Ambassador to the United Nations, Nikki Haley, is a strong, powerful woman who shows no cracks in her confidence. Not only is Ambassador Haley a graceful and skilled diplomat, but she is not afraid to take charge and lead with assurance to accomplish and advance resolutions in the U.N. Haley has repeatedly stood up to one of the most notorious dictators of the 21st century: Kim Jong Un. “His [Kim Jong Un] abusive use of missiles and nuclear threats show that he is begging for war,” said Haley to the U.N. Security Council. Due to her efforts, the United States and other world powers have begun the process of taking actions to sanction North Korea. Ambassador Nikki Haley’s confidence in her own abilities to delegate and speak have changed the world. Women are vital to advancing world wide change in all areas, especially world peace.
Within elected offices women hold the minority; however, the women that do hold postions are proving everyday that women can be confident and perform. Erin Stewart is the current mayor of New Britain, Connecticut. She is the youngest Republican woman ever to become a mayor in the United States. Mayor Stewart transformed the financial state of New Britain through providing a $15 million “rainy day” fund for the city as well as increasing their bond rating to an A+. Erin is a trailblazer for young women because not only is she the youngest to ever to hold her position, she has policy that was the catalyst for change. She demonstrates that any woman can have a direct policy agenda no matter how young she is. Gender has no influence on how well a task can be performed if someone carries themselves with confidence.

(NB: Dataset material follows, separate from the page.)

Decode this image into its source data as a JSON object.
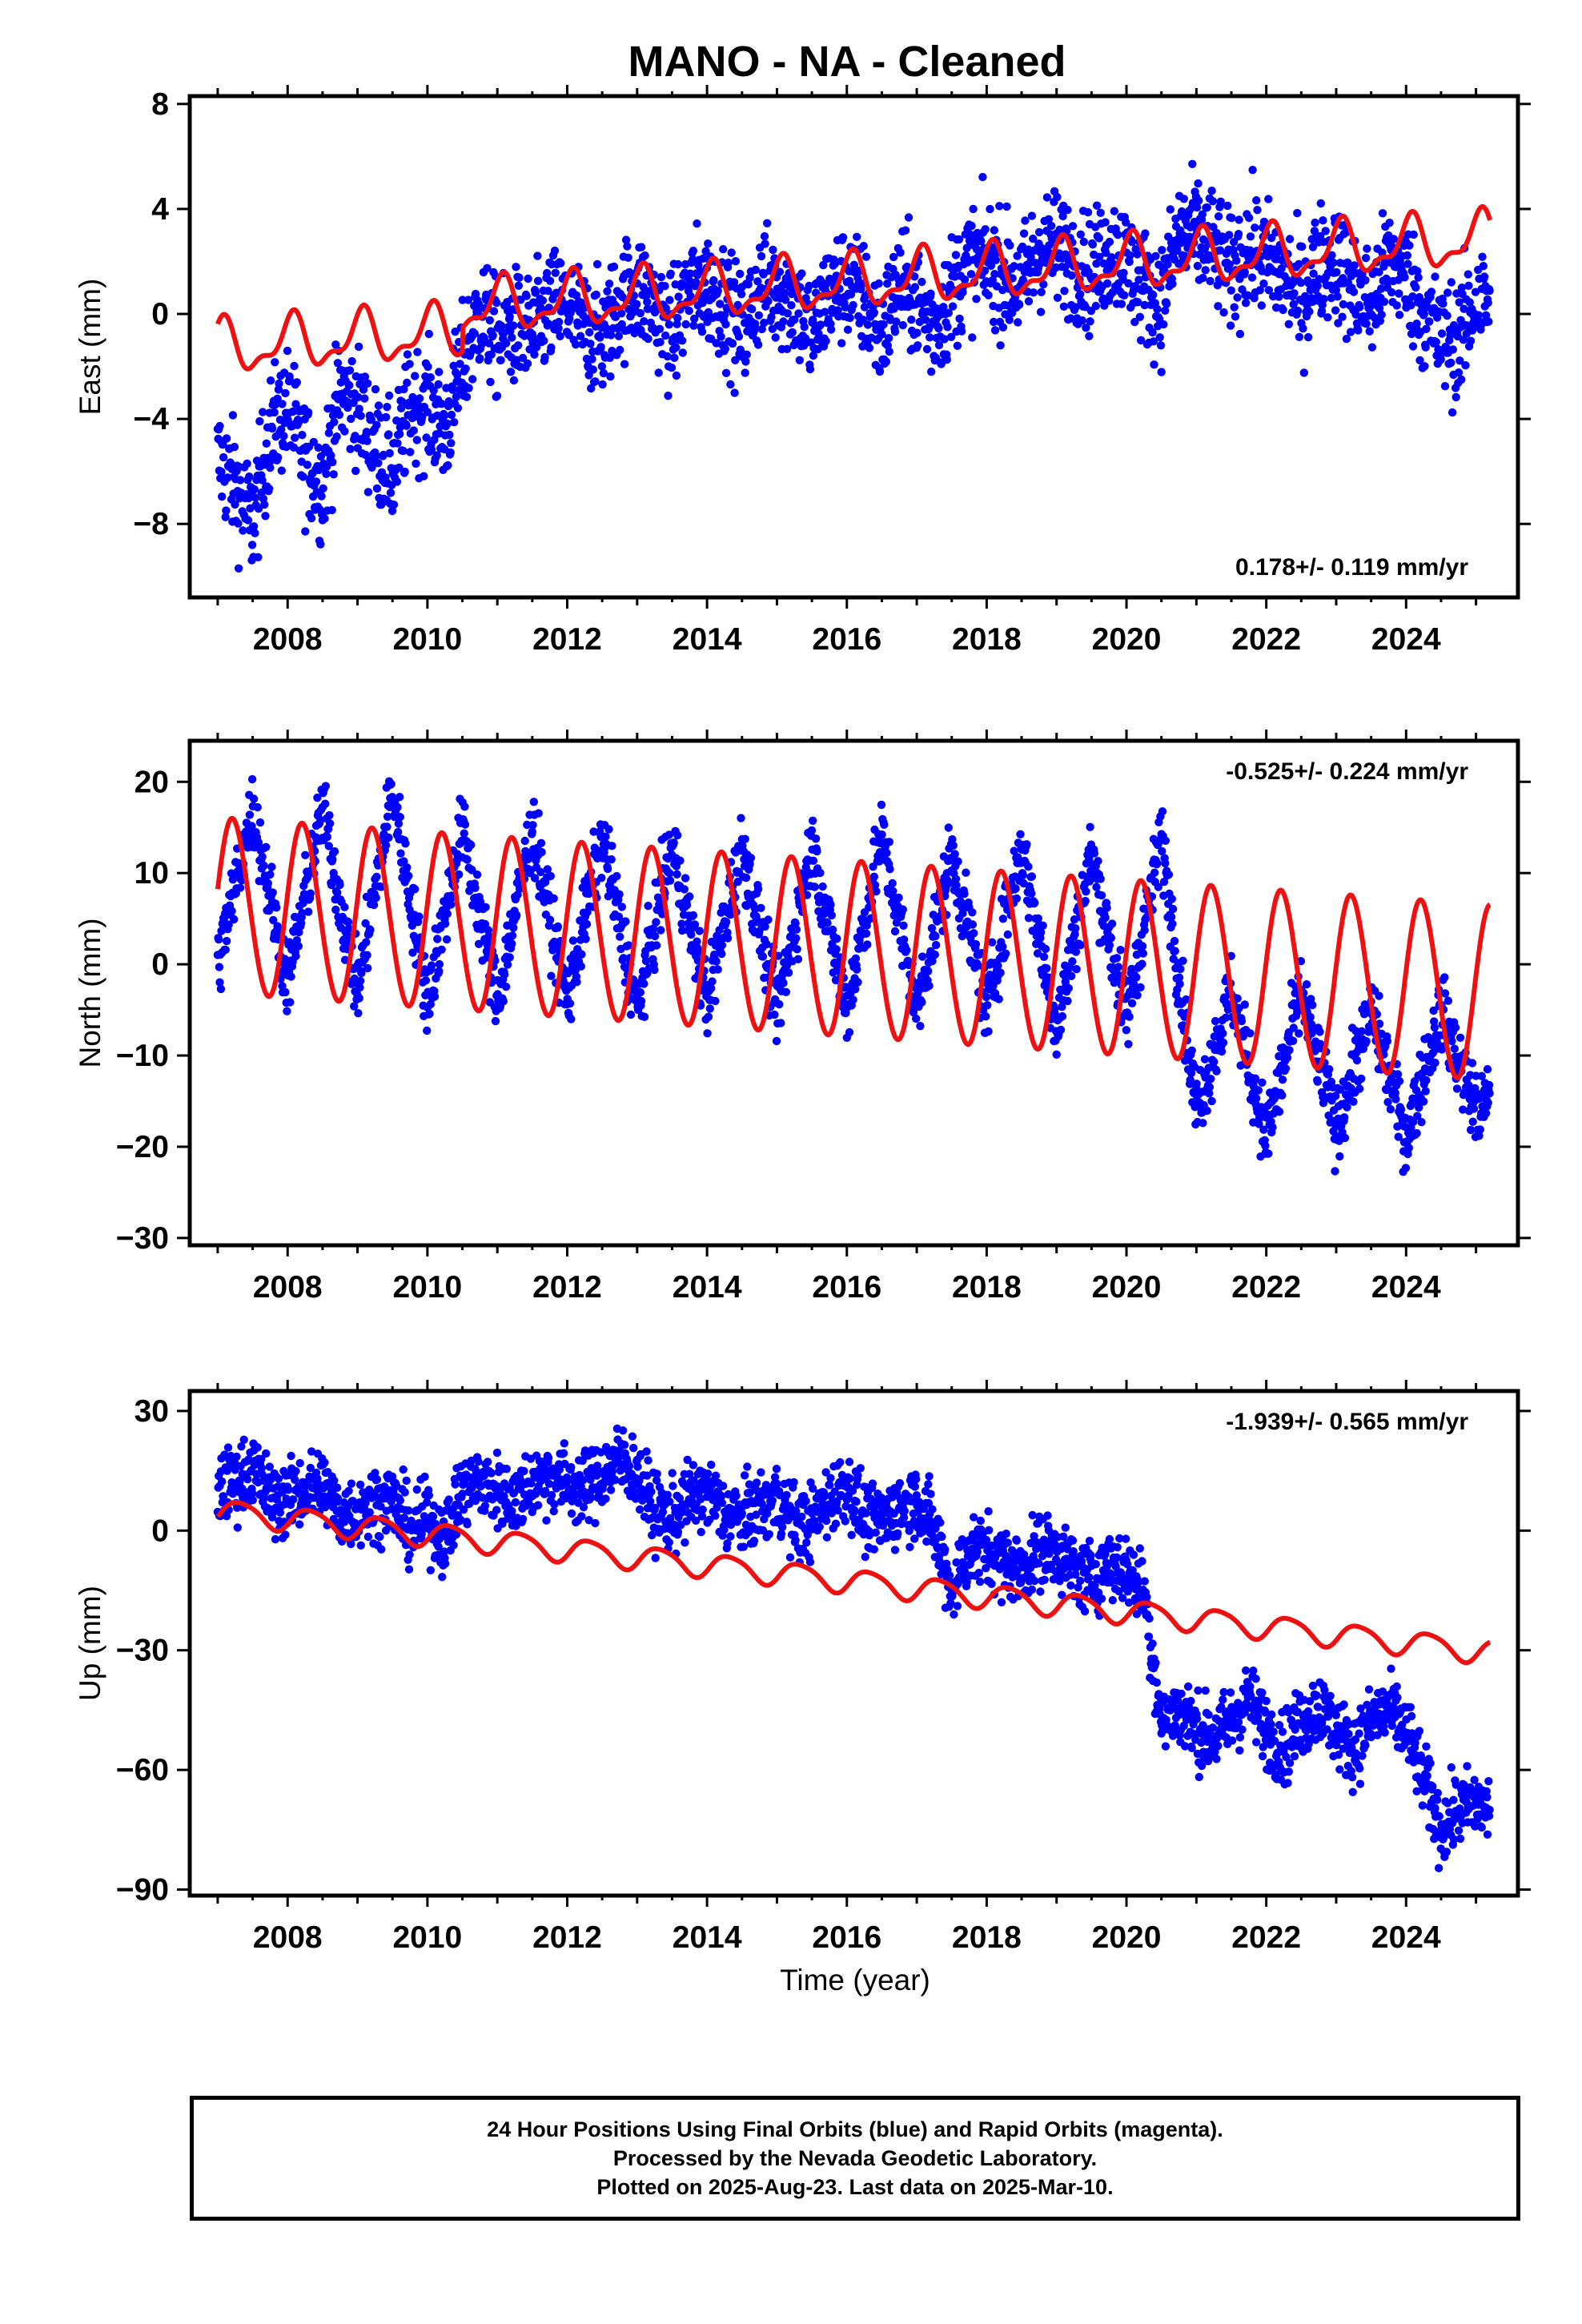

Winchester and Frederick County have amazing women representing them in government. State Senator Jill Vogel did not only a bold, unique legislative agenda in the Senate, but had the chance to be the first female lieutenant governor of Virginia. While running Senator Vogel balanced being a state senator and a mom to her children, she led a tough legislative initiative on immigration as well as second amendment rights. Though each issue is polarizing, Senator Vogel is ready to fight to promote them in the Senate. Jill Vogel proves that women can lead individually. Congresswoman Barbara Comstock, who also represents Winchester and Frederick, fights for young girls in legislation and programs. Annually Comstock holds a Young Women’s Leadership Program that allows for participants to hear from women leaders in multiple career fields, spanning from STEM to government work and philanthropy throughout the summer. One of Comstock’s largest legislative achievements is her INSPIRE Women Act. The legislation gives more opportunities for women to get involved in STEM because currently women are underrepresented in the field. Barbara Comstock uses her position as a leader to enable other women to become leaders. Through her confidence, she is instill the same in others.
Women urgently need to help each other become more confident and empowered. Strength lies in numbers; imagine what the world could be like if thousands of confident women begin to speak up and become catalysts for change. It all starts with one woman speaking up and leaning in.